Критические ограничения
- Миноксидил: нежелателен при беременности и лактации; осторожность при гипотензии, аритмиях; возможна раздражающая реакция кожи и телогеновый «скачок» на старте.
- Финастерид/дутастерид: противопоказаны беременным и женщинам, планирующим беременность; тератогенный риск для мужского плода; у мужчин — возможны сексуальные и психоэмоциональные побочные эффекты, требуется оценка пользы/риска.
- Спиронолактон: противопоказан при гиперкалиемии, почечной недостаточности и беременности; нужна контрацепция и контроль калия/АД.
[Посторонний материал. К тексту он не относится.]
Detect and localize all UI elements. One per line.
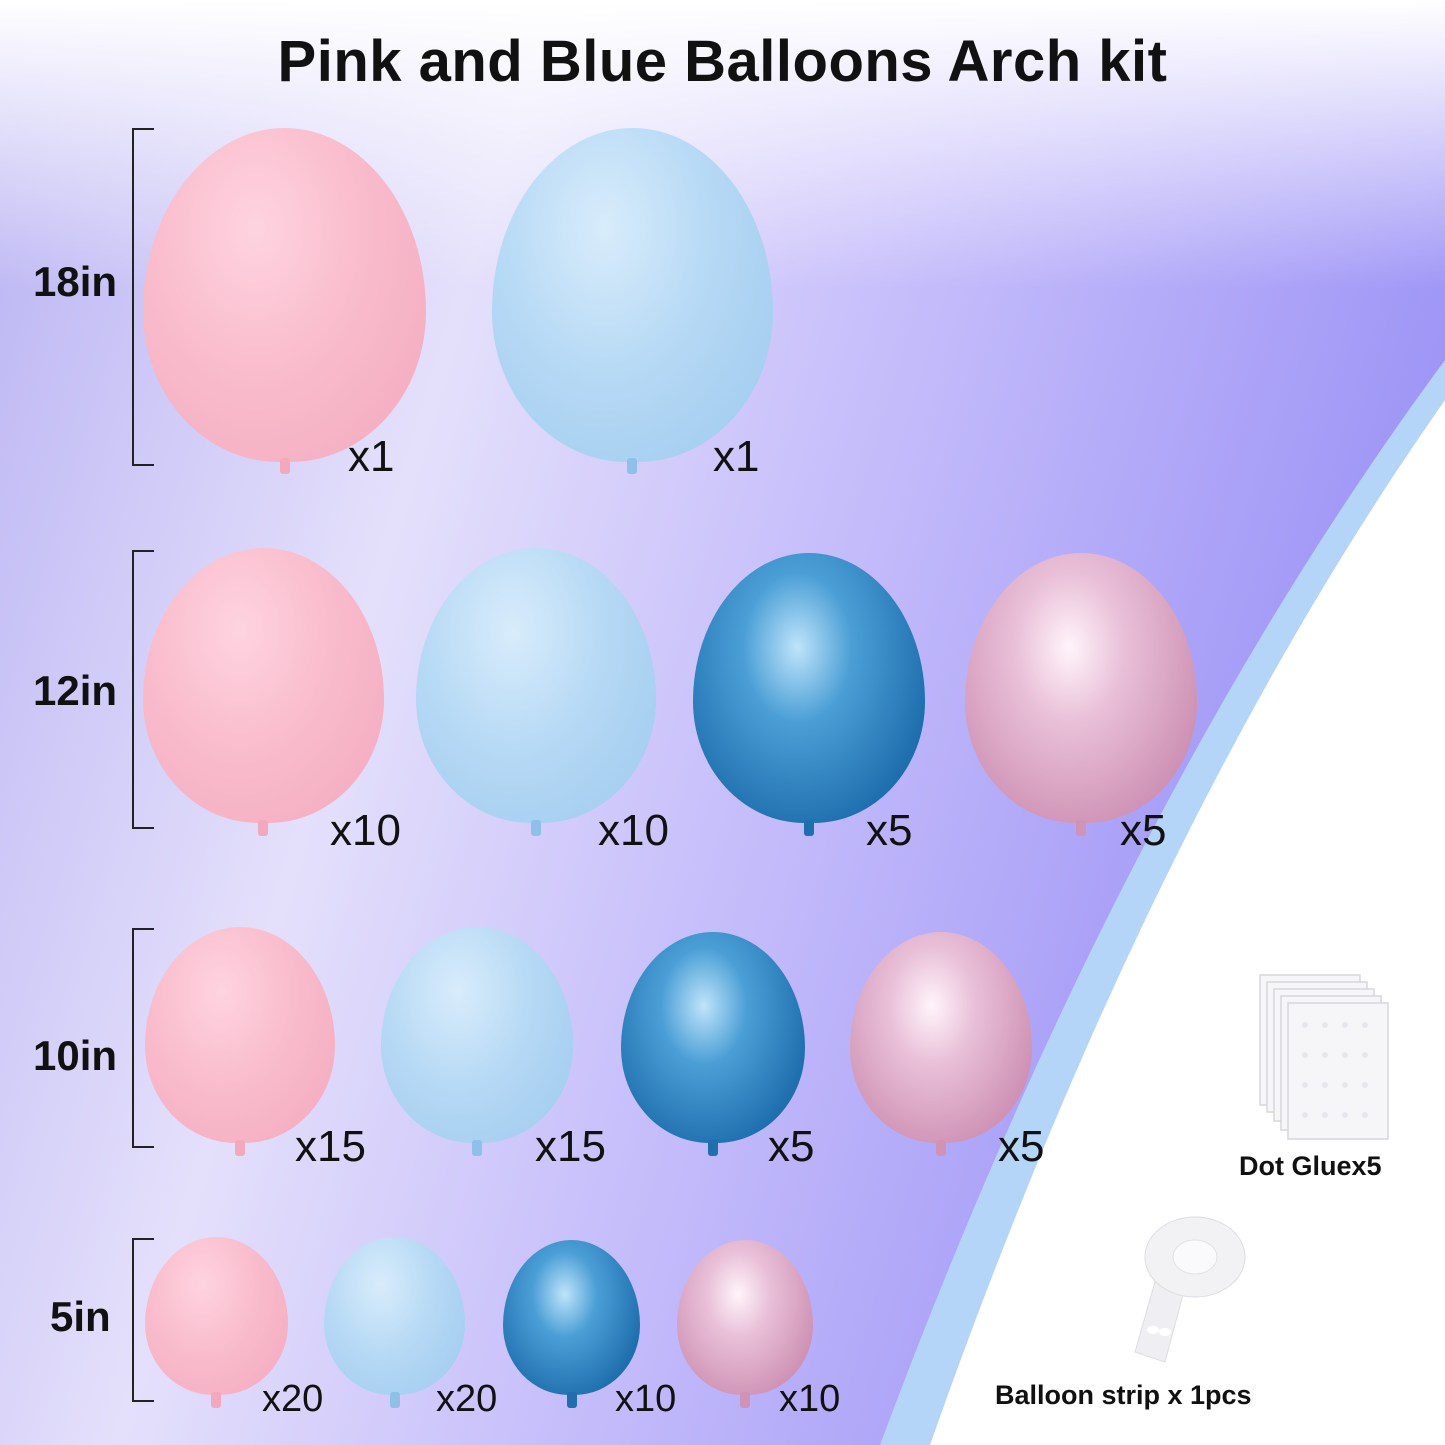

- Глюкокортикостероиды инъекционные: риск кожной атрофии, телангиэктазий; осторожность при сахарном диабете, инфекциях кожи.
- Ингибиторы JAK: иммуносупрессия, риск инфекций, тромбозов; обязательны скрининг и регулярный мониторинг, назначение узким специалистом.
- Пересадка волос: не показана при активной очаговой алопеции и неустойчивой андрогенетической без базовой терапии.
Ошибки самодиагностики и когда нужен срочный визит
Схожесть «редеющих волос» вводит в заблуждение. Опасная ошибка — пытаться лечить очаговую алопецию только стимуляторами роста: без контроля иммунного звена очаги рецидивируют. Обратная крайность — назначать системные стероиды или иммуносупрессоры «по интернет-схемам» при андрогенетической алопеции: эффекта не будет, риски высоки.
Поводы не откладывать консультацию
- Внезапные округлые очаги облысения, выпадение бровей/ресниц.
- Заметная ломкость или ямчатость ногтей в сочетании с выпадением волос.
- Быстрое редение после инфекции, родов, тяжелого стресса — нужна дифференцировка сопутствующего телогенового эффлювия.
- Признаки гиперандрогенизма у женщин: акне, гирсутизм, нерегулярный цикл.
- Любые побочные эффекты на фоне терапии.
Уход и поддержка результатов
Базовый уход одинаково важен, но не заменяет лечения. Щадящее очищение кожи головы, регулярность режимов, отказ от агрессивных процедур с термическим и химическим повреждением. При очаговой алопеции допускаются камуфляж и парики, но без постоянного окклюзионного давления на очаги. При андрогенетической — сочетание ухода с доказанной фармакотерапией, контроль массы тела и метаболического статуса у женщин с признаками инсулинорезистентности.
Заключение
Очаговая и андрогенетическая алопеции сходны только отсутствием рубцевания. Первая — аутоиммунная, часто внезапная и очаговая, с непредсказуемыми рецидивами; вторая — гормонально-генетическая, медленно прогрессирующая с типичной зональностью. Отличия проявляются в трихоскопии, течении и отклике на терапию. Точная диагностика на очном приеме у дерматолога‑трихолога определяет стратегию: при очаговой — иммунонаправленные методы с аккуратной стимуляцией роста; при андрогенетической — длительный контроль миниатюризации с помощью миноксидила и антиандрогенов, по показаниям трансплантация. Раннее обращение и персонализированный план позволяют сохранить максимальную плотность и качество волос, избегая ненужных рисков и разочарований.